PID Kernel Information WG Case Statement

07 Mar 2017

PID Kernel Information WG Case Statement

Co-chairs: Beth Plale (IU – Data to Insight Center), Tobias Weigel (DKRZ)

 

As has been discussed in several awareness raising sessions with the RDA community at RDA Plenaries 7 and 8 in special sessions carried out in the Data Fabric IG [2, 3] and at two extracurricular RDA events [4, 5, 6],  there is a gap to realization of the power of the combined RDA Recommendations (PID Information Types Recommendation and Data Type Registry Recommendation).  This gap, described in more detail below, is in coming to consensus around what makes up PID Kernel Information.  Convening interested parties in the RDA community to define PID Kernel Information, and having a PID Kernel Information Recommendation in the RDA recommendation suite will allow adopters of the core RDA recommendations (PIT Data Types [10] and Data Type Registry [9]) to take full advantage of the unique power that these recommendations have when combined.

 

We propose a short-lived working group, who will work as proposed below, to converge through a series of discussions and a narrowing process on the smallest number possible of versions (or profiles) of PID Kernel Information (1 is ideal but not likely).  These versions/profiles will be the primary output of the WG.  We anticipate members of the group offering representations (i.e., implementations) as well.  This working group is a formalization of an already underway effort initiated as subgroups of the Data Fabric Interest Group at Plenary 8.

 

PID Kernel Information

PID Kernel Information is a small amount of information about a data object to which the PID refers.  This associated information resides within the PID resolution system itself.   The information is domain agnostic as to do otherwise results in splintering into numerous profiles which would negate the benefit of common information.  A close analogy to PID Kernel Information is the header information in a TCP packet: the information is minimal, domain agnostic, and critical for decision-making.  It resides within the network (aka, is packaged as part of every TCP packet.)

 

The DOI1 system collects metadata about an object when the object is registered, and has a minimal metadata set that it requires to facilitate recognition and interoperability (https://www.doi.org/doi_handbook/4_Data_Model.html#4.3.1).  This functioning system has shown to be highly useful in publishing circles.   As has emerged repeatedly in RDA, the DOI system fails to address the dynamic and granular needs of active research and the proliferation of observational data from instruments, devices, and sensor networks.   

 

The DOI community, however, was first to recognize the value of minimal metadata associated with a DOI. According to people familiar with the effort, ‘associated’ is stretched to mean somehow reachable, e.g., appearing on the default or ‘landing’ page pointed at by the DOI. This effort within the DOI community, however, has always been more aspirational than operational.   We share in common a reference to this minimal metadata as “kernel information” with our terminology being “PID kernel information”.   

 

The benefit of PID kernel information has been articulated in such activities as Haga [7] and Weigel [11] and is not repeated here save to say that a motivating use case for the effort is this:

Example Use Case:  Suppose we live in a world in the not too distant future where an internet-scale service is handed a list of 100,000,000 PIDs that could describe digital objects from the entertainment industry, from Internet of Things, research or physical objects.
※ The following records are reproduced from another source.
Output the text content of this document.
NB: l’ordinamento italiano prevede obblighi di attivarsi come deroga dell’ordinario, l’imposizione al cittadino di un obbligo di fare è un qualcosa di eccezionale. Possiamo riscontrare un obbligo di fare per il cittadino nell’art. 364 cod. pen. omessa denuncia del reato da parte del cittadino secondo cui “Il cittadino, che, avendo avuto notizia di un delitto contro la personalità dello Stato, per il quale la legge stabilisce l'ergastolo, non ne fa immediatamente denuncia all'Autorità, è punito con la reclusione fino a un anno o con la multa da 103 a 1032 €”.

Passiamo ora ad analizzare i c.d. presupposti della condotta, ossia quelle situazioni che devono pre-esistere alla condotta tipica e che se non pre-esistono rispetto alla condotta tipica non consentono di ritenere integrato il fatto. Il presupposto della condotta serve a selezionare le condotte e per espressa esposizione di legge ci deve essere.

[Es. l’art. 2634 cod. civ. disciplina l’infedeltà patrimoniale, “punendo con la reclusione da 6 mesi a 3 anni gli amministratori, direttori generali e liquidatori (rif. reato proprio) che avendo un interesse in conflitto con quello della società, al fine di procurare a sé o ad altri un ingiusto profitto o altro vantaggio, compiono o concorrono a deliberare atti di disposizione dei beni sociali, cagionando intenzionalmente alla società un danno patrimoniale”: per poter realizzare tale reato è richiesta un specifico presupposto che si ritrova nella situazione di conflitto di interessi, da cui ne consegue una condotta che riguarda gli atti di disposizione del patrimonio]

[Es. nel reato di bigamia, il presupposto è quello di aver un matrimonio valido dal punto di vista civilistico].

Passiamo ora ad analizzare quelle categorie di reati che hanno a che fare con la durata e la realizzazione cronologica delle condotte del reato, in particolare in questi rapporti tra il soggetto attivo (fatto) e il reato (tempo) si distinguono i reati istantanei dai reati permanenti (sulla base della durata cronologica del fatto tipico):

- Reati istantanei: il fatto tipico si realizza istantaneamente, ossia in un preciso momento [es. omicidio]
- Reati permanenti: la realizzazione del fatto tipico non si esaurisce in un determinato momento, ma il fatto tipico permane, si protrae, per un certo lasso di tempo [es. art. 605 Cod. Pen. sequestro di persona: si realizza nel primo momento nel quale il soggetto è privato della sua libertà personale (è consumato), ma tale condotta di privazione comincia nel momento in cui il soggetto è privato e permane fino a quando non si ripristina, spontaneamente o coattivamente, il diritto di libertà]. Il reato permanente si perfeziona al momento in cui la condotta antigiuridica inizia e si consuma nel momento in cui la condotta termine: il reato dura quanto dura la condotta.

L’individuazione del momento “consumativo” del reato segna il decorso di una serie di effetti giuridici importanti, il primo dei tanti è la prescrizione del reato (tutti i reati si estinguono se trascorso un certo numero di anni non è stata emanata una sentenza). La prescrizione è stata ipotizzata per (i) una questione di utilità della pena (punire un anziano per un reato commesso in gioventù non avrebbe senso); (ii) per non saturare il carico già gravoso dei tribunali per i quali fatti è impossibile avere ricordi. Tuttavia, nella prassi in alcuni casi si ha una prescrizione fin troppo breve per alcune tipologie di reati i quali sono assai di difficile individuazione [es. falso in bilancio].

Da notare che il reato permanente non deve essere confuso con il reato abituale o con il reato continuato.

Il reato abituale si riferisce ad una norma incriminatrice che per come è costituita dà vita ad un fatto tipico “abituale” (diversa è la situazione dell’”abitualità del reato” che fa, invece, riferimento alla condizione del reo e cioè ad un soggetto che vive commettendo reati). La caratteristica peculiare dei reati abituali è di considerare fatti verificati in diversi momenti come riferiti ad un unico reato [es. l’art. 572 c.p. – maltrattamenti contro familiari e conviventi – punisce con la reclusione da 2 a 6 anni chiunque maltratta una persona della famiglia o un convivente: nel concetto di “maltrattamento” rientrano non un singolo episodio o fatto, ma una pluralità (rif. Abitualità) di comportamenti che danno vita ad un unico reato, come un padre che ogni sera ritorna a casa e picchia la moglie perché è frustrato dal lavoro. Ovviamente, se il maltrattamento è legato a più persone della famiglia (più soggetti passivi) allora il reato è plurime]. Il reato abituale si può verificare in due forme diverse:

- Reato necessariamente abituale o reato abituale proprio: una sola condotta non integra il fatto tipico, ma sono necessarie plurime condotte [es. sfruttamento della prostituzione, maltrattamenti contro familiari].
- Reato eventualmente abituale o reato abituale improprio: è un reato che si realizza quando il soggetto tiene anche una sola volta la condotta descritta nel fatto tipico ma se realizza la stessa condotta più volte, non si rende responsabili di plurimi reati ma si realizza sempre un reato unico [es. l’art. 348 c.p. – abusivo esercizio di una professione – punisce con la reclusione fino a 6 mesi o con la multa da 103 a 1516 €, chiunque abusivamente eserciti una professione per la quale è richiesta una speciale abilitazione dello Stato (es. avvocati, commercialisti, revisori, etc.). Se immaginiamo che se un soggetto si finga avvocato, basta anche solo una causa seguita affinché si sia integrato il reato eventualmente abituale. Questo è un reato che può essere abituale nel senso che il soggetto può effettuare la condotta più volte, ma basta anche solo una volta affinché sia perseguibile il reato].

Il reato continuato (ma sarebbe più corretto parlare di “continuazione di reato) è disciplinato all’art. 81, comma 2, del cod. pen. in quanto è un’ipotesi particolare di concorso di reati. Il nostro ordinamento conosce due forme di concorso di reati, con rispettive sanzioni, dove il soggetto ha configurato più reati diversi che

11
How does the service quickly sort through huge lists of PIDs to find the research data?  How can that be done without making 100,000,000 calls to repositories?   And further, suppose it can not only pick out the research data, but then make a simple determination of whether it can trust and designation.   This is not possible today, but the work of this WG will take us one step closer.

More specifically, machine uses of PID services rely on standardized and domain agnostic results of PID resolution.  We posit that resolution results should include more information than just the PID. This does not mean that all resolution must return exactly the same kind of information, which would be too crude an approach to cover the varieties of PIDs and their uses, but that standardized type information can be associated with PID records and included in resolution results. These types we are assuming to be registered in a Data Type Registries (DTR). As with DNS, PID resolution must be extremely fast and reliable, hence additions to PID information must be balanced against the performance tradeoffs. When meaningful decisions can be made about a data object simply looking at nothing more than the kernel information of a PID, a new economy of services can grow.

 

The objective of this WG is to assess multiple profiles gathered through these activities and improve on them, compile a core profile from them and work towards practical adoption. The group will use a provenance flagship use case to demonstrate cross-community usage based on minimal information contained within the core profile. The core information can possibly be enriched to full W3C PROV compatible provenance that is interpreted by higher provenance enablement layers.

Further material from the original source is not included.